Kamis, 07 Agustus 2014

Mudah Cari Uang

doc tomphotowork
“Nak, sekolahnya yang benar ya, belajar yang baik supaya nanti kamu jadi orang pintar dan orang penting. Jadi orang pintar dan penting itu nak, hidupnya enak dan mudah cari uang.”
Penggalan nasehat ini sering kita dengar bahkan mungkin kita sendiri pernah menasehati anak – anak kita dengan kalimat yang sebenarnya turut menjadi andil dalam pembentukan karakter yang amburadul, mental yang korup dan sering memperdaya orang lain serta bisa menciptakan sosok penjilat tulen.
Sadis dan memang sesadis itu akibat yang bisa saja ditimbulkan kepada anak yang sering dinasehati atau hanya sekali dinasehati seperti itu tetapi langsung terpatri dalam memory kanak –kanak mereka.
Sebab penggalan nasehat itu telah mendoktrin anak kita bahwa hidup ini seakan bukan Tuhan lagi yang mengatur, melainkan keberhasilan pendidikan agar dia pintar, jadi orang penting dan kaya. Sehingga sekarang ini kita tidak perlu heran lagi bahwa mental rusak dari budaya korup terhadap apa saja yang bisa dikorup itu tumbuh subur dan sangat sulit untuk diberantas.
Pendidikan karakter yang disuarakan ternyata belum juga memberikan dampak, sebab mungkin saja tidak disertai dengan hati yang tulus untuk menerapkannya. Tetapi masih terjebak dalam bayang – bayang “wani piro project”.
Persoalan kerusakan mental ini bukan sekedar dongeng tapi kenyatan yang terpapar dengan jelas didepan mata public bahwa berapa banyak orang yang kata-katanya sering membuat kita terkesima saat dia bicara, malah berakhir tragis sebagai tahanan KPK.
“Nak..belajar yang baik, sekolah yang benar agar kelak kamu akan berguna bagi agama dan orang lain. Contohlah si…si….siapa ya ?(sambil berpikir keras sebab kesulitan cari tokoh panutan yang sekarang)…..aahh si Joko Widodo, dia lahir dari keluarga sederhana dan tetap sederhana. Jadi lurah saja tak sempat dia pikirkan eh malah Tuhan menganugrahi dia menjadi Presiden. Dan satu yang paling penting nak. Carilah rejeki yang halal dan jika kelak kamu berhasil serta hidupmu lebih baik, jangan segan untuk berbagi. Mudah- mudahan itu akan membentengimu dari segala keburukan”
Semoga penggalan nasehat yang terakhir ini bisa merupakan bentuk kontribusi pendidikan karakter terhadap masa depan anak - anak kita semua. Amiin. Wassalam.

Jumat, 09 Mei 2014

Pengetahuan, Imajinasi dan Kerja Keras

Doc. Pribadi-Anak SD dari daerah terpencil khusus.
Pendidikan bisa menciptakan manusia yang berpengetahuan tapi tidak serta merta menciptakan manusia yang memiliki imajinasi.

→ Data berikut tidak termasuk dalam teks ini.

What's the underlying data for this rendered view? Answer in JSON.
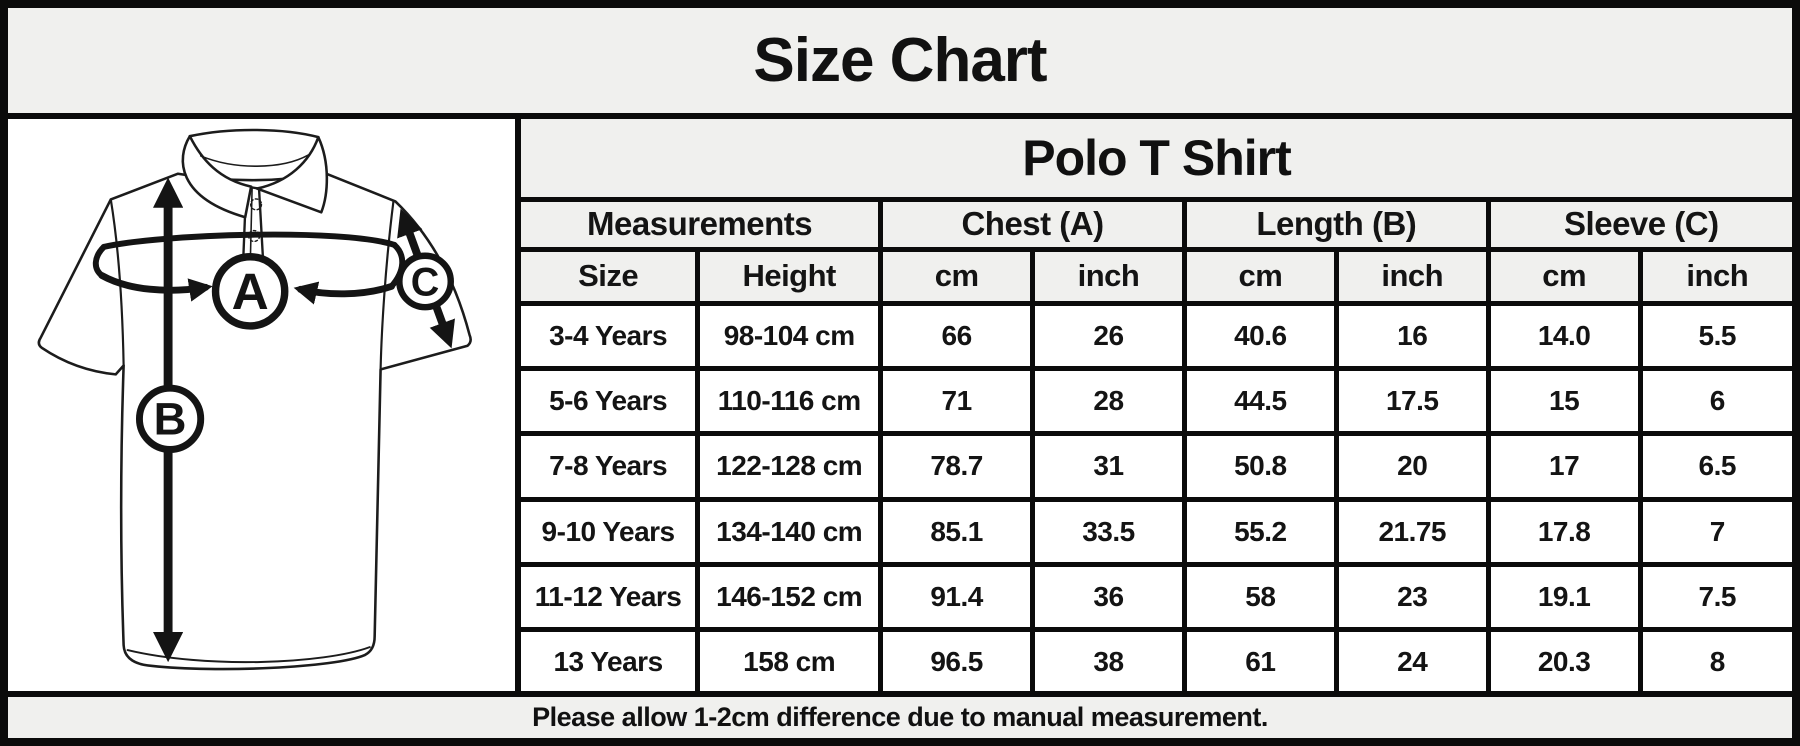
{
  "title": "Size Chart",
  "diagram": {
    "description": "polo shirt line drawing with measurement arrows",
    "labels": {
      "chest": "A",
      "length": "B",
      "sleeve": "C"
    }
  },
  "table": {
    "product_title": "Polo T Shirt",
    "group_headers": [
      {
        "label": "Measurements"
      },
      {
        "label": "Chest (A)"
      },
      {
        "label": "Length (B)"
      },
      {
        "label": "Sleeve (C)"
      }
    ],
    "sub_headers": [
      "Size",
      "Height",
      "cm",
      "inch",
      "cm",
      "inch",
      "cm",
      "inch"
    ],
    "rows": [
      [
        "3-4 Years",
        "98-104 cm",
        "66",
        "26",
        "40.6",
        "16",
        "14.0",
        "5.5"
      ],
      [
        "5-6 Years",
        "110-116 cm",
        "71",
        "28",
        "44.5",
        "17.5",
        "15",
        "6"
      ],
      [
        "7-8 Years",
        "122-128 cm",
        "78.7",
        "31",
        "50.8",
        "20",
        "17",
        "6.5"
      ],
      [
        "9-10 Years",
        "134-140 cm",
        "85.1",
        "33.5",
        "55.2",
        "21.75",
        "17.8",
        "7"
      ],
      [
        "11-12 Years",
        "146-152 cm",
        "91.4",
        "36",
        "58",
        "23",
        "19.1",
        "7.5"
      ],
      [
        "13 Years",
        "158 cm",
        "96.5",
        "38",
        "61",
        "24",
        "20.3",
        "8"
      ]
    ]
  },
  "footer": {
    "note": "Please allow 1-2cm difference due to manual measurement."
  },
  "colors": {
    "header_bg": "#f0f0ee",
    "row_bg": "#ffffff",
    "border": "#0b0b0b",
    "ink": "#141414"
  },
  "chart_data": {
    "type": "table",
    "title": "Size Chart",
    "subtitle": "Polo T Shirt",
    "column_groups": [
      "Measurements",
      "Chest (A)",
      "Length (B)",
      "Sleeve (C)"
    ],
    "columns": [
      "Size",
      "Height",
      "Chest cm",
      "Chest inch",
      "Length cm",
      "Length inch",
      "Sleeve cm",
      "Sleeve inch"
    ],
    "rows": [
      [
        "3-4 Years",
        "98-104 cm",
        66,
        26,
        40.6,
        16,
        14.0,
        5.5
      ],
      [
        "5-6 Years",
        "110-116 cm",
        71,
        28,
        44.5,
        17.5,
        15,
        6
      ],
      [
        "7-8 Years",
        "122-128 cm",
        78.7,
        31,
        50.8,
        20,
        17,
        6.5
      ],
      [
        "9-10 Years",
        "134-140 cm",
        85.1,
        33.5,
        55.2,
        21.75,
        17.8,
        7
      ],
      [
        "11-12 Years",
        "146-152 cm",
        91.4,
        36,
        58,
        23,
        19.1,
        7.5
      ],
      [
        "13 Years",
        "158 cm",
        96.5,
        38,
        61,
        24,
        20.3,
        8
      ]
    ],
    "note": "Please allow 1-2cm difference due to manual measurement."
  }
}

Imagination is more important than knowledge. Knowledge is limited. Imagination encircles the world. Demikian kata Albert Einstein tentang imajinasi.

Tapi beliau juga masih berpendapat bahwa jenius itu terdiri dari 1% imajinasi dan 99% keringat.

Semoga arah pendidikan kita dalam menerapkan kurikulumnya mau berdasar pada  ungkapan sederhana dari seseorang yang brilliant ini.

Bahwa apapun nama kurikulumnya, grand design pendidikan bangsa ini harus dapat membentuk manusia yang berpengetahuan, mampu berimajinasi melalui keilmuannya dan mau bekerja keras untuk mewujudkannya.

Selamat Hari Pendidikan Nasional 2014. Salam


Sabtu, 19 April 2014

Dari Ajang O2SN dan FLS2N

O2SN adalah singkatan dari Olimpiade Olahraga Siswa Nasional dan FLS2N merupakan singkatan dari Festival Lomba Seni Siswa Nasional merupakan ajang kompetisi yang dicanangkan secara Nasional dan diseleksi dari tingkat Daerah.
Kabupaten Gorontalo melalui Dinas Pendidikan Nasional menyelenggarakan event ini setiap tahunnya dan pada tahun 2014 dilaksanakan sedikit istimewa dan lebih meriah dibandingkan dengan tahun-tahun sebelumnya. Hal ini terlihat dengan banyaknya pihak swasta, BUMN dan instansi pemerintah lainnya yang ingin menjadi bagian dari event tersebut.
Diantara pihak swasta yang mengambil bagian terbesar, Telkomsel tampil sebagai primadona dengan menyediakan layanan internet murah untuk sekolah yang disahkan melalui MOU antara pihak Telkomsel dan Dinas Pendidikan Nasional Kab. Gorontalo.
Bupati GorontaloDavid Bobihoe menyaksikan penanda tanganan MOU ini dan berharap agar pada pelaksanaannya Telkomsel sebagai vendor telekomunikasi yang besar di Indonesia khususnya wilayah timur, dapat memberikan akses komunikasi yang murah dan bermanfaat untuk pendidikan secara umum.
Dalam kesempatan ini pula Bupati Gorontalo yang ikut berbasah-basah dengan peserta menegaskan bahwa, O2SN dan FLS2N ini bukan menjadi pertarungan siapa yang kalah dan menang melainkan menjadikannya sebagai ajang silaturahmi antar sekolah se Kabupaten Gorontalo dan tetap menjunjung tinggi sportivitas dan kejujuran dalam berkompetisi.
Foto-foto pada kegiatan openingnya dapat dilihat di bawah ini walaupun beberapa foto kurang tajam disebabkan hujan yang terus mengguyur selama pelaksanaannya. Semoga berkenan…salam.



























Dan foto teman panitia yang berperan dibalik suksesnya acara ini...........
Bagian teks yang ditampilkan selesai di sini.